推理速度较快，可以达到30tokens每秒。

INFO 01-08 15:34:29 [metrics.py:489] Avg prompt throughput: 0.0 tokens/s, Avg generation throughput: 33.4 tokens/s, Running: 1 reqs, Swapped: 0 reqs, Pending: 0 reqs, GPU KV cache usage: 0.2%, CPU KV cache usage: 0.0%.
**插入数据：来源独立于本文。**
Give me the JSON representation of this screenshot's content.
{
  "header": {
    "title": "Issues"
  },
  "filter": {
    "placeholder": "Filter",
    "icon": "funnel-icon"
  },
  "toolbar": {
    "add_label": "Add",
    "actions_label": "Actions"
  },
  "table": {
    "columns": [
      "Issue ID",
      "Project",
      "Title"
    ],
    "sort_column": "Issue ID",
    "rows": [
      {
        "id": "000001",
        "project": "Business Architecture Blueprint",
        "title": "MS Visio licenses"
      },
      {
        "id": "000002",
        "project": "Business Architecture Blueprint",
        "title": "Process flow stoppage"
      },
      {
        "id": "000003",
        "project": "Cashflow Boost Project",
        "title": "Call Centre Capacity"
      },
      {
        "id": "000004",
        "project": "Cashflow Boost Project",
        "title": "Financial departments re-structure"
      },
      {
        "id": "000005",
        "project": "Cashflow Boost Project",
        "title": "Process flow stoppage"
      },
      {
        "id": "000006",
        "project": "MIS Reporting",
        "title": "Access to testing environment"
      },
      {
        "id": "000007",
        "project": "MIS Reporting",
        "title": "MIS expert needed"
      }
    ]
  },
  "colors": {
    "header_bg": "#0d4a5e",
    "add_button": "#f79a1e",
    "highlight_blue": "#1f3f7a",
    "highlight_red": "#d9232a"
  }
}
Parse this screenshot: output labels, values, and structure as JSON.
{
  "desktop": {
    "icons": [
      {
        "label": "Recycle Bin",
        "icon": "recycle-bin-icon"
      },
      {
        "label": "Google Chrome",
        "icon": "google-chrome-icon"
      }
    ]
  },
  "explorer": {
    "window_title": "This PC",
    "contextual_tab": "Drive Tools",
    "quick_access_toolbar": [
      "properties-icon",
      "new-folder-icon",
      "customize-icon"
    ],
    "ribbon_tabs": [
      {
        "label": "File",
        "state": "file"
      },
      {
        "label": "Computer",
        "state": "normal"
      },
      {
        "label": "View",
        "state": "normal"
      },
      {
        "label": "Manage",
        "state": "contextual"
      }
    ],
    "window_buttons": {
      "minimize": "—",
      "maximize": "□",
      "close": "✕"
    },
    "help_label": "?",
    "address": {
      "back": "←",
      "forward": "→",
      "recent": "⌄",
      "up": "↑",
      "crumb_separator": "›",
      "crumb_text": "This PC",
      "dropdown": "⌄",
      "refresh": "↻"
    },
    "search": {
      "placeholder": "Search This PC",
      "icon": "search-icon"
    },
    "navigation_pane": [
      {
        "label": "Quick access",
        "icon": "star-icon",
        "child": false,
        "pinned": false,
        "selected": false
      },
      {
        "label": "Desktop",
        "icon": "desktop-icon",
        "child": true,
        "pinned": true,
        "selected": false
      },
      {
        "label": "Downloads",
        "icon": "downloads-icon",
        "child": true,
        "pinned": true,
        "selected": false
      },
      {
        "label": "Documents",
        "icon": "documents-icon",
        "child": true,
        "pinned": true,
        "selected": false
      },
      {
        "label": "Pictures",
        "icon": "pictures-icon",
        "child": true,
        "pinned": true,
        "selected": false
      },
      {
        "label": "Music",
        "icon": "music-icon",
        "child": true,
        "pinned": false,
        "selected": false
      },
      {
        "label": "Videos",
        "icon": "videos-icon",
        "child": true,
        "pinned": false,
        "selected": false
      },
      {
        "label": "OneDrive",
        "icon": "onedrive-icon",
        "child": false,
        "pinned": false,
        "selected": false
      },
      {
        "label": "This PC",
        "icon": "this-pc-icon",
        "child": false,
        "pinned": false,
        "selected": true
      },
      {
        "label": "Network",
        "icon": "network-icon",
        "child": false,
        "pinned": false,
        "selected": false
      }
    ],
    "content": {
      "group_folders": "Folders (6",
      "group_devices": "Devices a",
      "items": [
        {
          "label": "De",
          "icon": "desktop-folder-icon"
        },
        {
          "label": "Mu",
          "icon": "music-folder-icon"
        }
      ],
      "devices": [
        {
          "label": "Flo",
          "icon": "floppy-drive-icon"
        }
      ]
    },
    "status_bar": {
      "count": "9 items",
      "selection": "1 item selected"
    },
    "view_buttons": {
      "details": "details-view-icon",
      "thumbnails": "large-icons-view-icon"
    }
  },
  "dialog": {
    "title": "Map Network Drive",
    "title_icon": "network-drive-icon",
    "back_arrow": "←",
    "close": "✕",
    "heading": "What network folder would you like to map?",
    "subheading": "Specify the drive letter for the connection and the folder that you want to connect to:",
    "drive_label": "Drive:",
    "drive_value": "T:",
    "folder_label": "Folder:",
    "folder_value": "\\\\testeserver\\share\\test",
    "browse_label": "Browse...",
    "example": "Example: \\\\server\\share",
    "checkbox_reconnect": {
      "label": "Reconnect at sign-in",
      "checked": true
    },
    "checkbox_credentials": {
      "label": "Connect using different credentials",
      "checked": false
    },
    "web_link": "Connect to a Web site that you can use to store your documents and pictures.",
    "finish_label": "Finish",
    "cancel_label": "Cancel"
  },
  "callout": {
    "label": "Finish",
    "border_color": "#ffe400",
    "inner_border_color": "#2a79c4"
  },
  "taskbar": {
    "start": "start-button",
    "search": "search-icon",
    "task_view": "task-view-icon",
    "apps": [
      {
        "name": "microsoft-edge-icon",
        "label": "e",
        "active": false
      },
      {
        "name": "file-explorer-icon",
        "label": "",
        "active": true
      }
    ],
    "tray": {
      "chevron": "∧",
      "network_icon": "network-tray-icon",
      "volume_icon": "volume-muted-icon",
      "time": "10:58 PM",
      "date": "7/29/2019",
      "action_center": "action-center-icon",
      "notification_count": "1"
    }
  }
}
INFO 01-08 15:34:42 [metrics.py:489] Avg prompt throughput: 0.0 tokens/s, Avg generation throughput: 7.5 tokens/s, Running: 0 reqs, Swapped: 0 reqs, Pending: 0 reqs, GPU KV cache usage: 0.0%, CPU KV cache usage: 0.0%.
INFO 01-08 15:34:52 [metrics.py:489] Avg prompt throughput: 0.0 tokens/s, Avg generation throughput: 0.0 tokens/s, Running: 0 reqs, Swapped: 0 reqs, Pending: 0 reqs, GPU KV cache usage: 0.0%, CPU KV cache usage: 0.0%.

效果相当好，除了不能在Auto-coder下编程！